The Louis A. Simpson and Kimberly K. Querrey Biomedical Research Center has been certified LEED Gold by the U.S. Green Building Council for its environmentally responsible design and construction.
The Simpson Querrey Biomedical Research Center is the first new Feinberg building to receive a LEED certification, joining the LEED Silver certification earned by laboratory renovations in the Ward, Morton, Searle and Tarry buildings in 2014.
“This shows both Feinberg and Northwestern University’s institutional commitment to sustainable building processes,” said Jay Baehr, senior project manager of Facilities and Capital Programs at Northwestern University.
LEED certification measures environmental sustainability in architecture and construction in a variety of categories, including site location, water and energy efficiency, materials and resources used, and indoor environmental quality.
The Simpson Querrey Biomedical Research Center, opened in June 2019, is the largest newly constructed building solely dedicated to biomedical research at an American medical school. Designed by Perkins+Will, the curved glass-clad building added more than 625,000 square feet of research space to the Chicago academic campus, all of it engineered with sustainability in mind.

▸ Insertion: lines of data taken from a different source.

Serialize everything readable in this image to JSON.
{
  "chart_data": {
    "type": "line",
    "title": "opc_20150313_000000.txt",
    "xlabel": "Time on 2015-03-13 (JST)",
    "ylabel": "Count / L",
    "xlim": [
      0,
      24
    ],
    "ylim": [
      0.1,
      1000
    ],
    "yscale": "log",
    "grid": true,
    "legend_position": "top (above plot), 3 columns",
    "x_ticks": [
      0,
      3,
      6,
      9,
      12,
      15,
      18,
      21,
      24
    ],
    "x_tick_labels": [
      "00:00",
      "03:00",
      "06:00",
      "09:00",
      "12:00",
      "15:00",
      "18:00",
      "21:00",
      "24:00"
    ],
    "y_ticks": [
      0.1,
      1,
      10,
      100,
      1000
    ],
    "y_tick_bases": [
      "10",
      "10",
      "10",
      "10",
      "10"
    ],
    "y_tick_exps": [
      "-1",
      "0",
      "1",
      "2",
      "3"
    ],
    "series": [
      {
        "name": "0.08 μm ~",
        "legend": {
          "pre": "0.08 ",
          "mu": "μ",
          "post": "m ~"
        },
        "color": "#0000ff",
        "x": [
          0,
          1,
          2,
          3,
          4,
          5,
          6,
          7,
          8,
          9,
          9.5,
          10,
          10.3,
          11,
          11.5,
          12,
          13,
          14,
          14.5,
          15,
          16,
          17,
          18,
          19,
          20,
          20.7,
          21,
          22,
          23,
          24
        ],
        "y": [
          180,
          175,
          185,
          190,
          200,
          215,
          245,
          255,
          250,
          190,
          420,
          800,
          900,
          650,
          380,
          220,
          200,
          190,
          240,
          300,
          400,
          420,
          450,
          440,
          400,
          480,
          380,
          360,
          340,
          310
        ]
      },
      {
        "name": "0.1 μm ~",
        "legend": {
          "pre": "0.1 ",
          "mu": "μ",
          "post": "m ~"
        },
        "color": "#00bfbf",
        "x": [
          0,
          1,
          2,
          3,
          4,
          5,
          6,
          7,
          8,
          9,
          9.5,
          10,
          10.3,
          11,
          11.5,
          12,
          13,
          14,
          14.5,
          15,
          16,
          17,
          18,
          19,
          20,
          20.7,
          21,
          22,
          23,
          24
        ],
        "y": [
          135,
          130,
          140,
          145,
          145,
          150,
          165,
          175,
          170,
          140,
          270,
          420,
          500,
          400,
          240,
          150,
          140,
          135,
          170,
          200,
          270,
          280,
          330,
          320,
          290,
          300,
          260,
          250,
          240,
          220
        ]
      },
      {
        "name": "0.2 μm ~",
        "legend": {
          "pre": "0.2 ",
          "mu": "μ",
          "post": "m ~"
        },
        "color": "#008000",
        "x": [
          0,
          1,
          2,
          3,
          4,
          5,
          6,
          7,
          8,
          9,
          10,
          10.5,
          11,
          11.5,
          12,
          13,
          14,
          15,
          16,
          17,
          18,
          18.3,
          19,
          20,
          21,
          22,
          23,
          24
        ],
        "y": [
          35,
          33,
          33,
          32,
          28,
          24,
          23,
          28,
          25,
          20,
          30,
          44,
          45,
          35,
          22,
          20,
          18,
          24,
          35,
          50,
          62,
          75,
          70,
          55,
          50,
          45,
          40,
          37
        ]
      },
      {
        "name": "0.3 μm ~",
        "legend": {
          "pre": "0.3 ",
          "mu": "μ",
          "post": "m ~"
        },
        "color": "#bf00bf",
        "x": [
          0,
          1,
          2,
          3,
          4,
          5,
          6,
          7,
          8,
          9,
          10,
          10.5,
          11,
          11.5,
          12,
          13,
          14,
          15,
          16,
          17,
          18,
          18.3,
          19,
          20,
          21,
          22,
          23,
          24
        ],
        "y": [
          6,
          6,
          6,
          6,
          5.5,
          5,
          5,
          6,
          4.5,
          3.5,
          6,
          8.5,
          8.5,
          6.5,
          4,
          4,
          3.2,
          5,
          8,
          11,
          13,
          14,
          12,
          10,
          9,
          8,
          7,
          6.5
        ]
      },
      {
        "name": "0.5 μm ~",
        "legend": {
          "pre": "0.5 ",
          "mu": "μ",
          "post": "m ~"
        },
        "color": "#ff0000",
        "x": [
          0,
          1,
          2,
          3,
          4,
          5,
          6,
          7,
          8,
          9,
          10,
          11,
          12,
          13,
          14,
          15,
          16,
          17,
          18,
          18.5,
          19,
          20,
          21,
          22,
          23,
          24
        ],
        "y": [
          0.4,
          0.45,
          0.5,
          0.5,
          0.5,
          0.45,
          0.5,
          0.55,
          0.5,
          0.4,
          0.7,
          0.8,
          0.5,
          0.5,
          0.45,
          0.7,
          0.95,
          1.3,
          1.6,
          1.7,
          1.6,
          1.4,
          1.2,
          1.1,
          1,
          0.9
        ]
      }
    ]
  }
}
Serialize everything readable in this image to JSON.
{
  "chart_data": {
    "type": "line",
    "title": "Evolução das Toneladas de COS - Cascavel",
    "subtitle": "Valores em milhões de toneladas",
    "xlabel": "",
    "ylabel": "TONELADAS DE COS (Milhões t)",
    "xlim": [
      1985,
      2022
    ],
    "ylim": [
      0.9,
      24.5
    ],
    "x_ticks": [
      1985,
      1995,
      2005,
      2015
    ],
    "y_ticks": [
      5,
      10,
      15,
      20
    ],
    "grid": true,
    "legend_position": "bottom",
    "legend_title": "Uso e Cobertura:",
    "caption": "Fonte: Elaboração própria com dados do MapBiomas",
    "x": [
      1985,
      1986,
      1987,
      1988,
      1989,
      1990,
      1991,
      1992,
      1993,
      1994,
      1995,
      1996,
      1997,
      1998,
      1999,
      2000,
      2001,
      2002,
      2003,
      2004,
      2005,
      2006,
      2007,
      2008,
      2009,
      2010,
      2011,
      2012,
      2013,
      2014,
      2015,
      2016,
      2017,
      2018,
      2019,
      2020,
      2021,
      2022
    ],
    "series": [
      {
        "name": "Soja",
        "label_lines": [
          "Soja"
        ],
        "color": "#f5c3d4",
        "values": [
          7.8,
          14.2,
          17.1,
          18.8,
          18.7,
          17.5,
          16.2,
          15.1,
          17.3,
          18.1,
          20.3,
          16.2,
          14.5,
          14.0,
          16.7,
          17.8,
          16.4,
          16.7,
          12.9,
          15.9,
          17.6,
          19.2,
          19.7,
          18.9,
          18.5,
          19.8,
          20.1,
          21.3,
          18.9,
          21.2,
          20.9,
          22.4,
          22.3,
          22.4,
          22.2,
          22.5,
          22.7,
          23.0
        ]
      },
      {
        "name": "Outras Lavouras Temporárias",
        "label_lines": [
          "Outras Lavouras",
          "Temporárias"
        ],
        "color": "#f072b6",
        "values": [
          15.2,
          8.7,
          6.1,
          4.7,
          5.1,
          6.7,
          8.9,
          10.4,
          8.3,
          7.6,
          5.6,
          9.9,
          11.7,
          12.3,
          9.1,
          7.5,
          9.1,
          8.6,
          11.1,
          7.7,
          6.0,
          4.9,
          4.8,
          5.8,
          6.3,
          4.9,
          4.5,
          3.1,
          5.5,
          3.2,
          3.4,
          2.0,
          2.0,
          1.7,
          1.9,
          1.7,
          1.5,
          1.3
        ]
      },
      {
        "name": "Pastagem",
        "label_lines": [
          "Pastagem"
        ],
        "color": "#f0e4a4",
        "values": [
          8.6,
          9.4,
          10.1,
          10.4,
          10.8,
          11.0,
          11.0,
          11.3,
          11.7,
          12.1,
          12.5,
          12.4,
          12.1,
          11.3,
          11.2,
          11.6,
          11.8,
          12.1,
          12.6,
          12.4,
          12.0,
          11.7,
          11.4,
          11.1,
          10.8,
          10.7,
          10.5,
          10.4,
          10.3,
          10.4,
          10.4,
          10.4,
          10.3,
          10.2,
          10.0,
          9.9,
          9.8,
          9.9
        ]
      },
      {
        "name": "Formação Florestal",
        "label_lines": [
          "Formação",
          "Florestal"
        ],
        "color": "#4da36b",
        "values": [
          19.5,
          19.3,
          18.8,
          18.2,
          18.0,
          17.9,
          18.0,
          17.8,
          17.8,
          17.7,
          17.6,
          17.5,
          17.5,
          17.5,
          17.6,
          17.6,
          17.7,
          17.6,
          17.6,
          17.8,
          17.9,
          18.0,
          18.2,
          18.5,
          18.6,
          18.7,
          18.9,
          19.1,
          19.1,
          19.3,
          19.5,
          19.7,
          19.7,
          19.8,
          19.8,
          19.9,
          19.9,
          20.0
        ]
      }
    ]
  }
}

The building boasts reduced water and energy usage when compared to the baseline required by building codes, and used 20 percent recycled construction materials.
The building also features an innovative roof system: a “green roof,” which reduces heat absorption, and a “blue roof” that can retain up to six inches of storm water — more than 123,000 gallons — for up to 48 hours.
“This investment saves substantial operating and management costs over time; much more than the cost of including them,” said Eric Boberg, PhD, executive director for Research at Feinberg. “It’s also the right thing to do in this era of climate change.”
Each of the nine laboratory floors can house 23 research groups, 200 principal investigators in total. This would not be possible without space-saving design that makes 70 percent of the total square footage usable, a way to reduce the total footprint of the building.
“We squeezed every possible credit for a laboratory building that we could find,” Boberg said.
The building includes floor-by-floor connections with the University’s Robert H. Lurie Biomedical Research Center, as well as a new skybridge connection to the Searle Medical Research Building, enabling sensitive equipment and materials to travel long distances on campus with no exposure to Chicago’s climate.
The Stanley Manne Children’s Research Institute at the Ann & Robert H. Lurie Children’s Hospital of Chicago purchased and occupies four floors of the new building, allowing investigators in pediatrics to share the same research space as Northwestern scientists across disciplines.
The university already brings in more than $700 million in total sponsored research funding annually; the new building will enable Northwestern to increase that figure by $150 million annually, totaling $1.5 billion in the next 10 years with the additional space and investigators.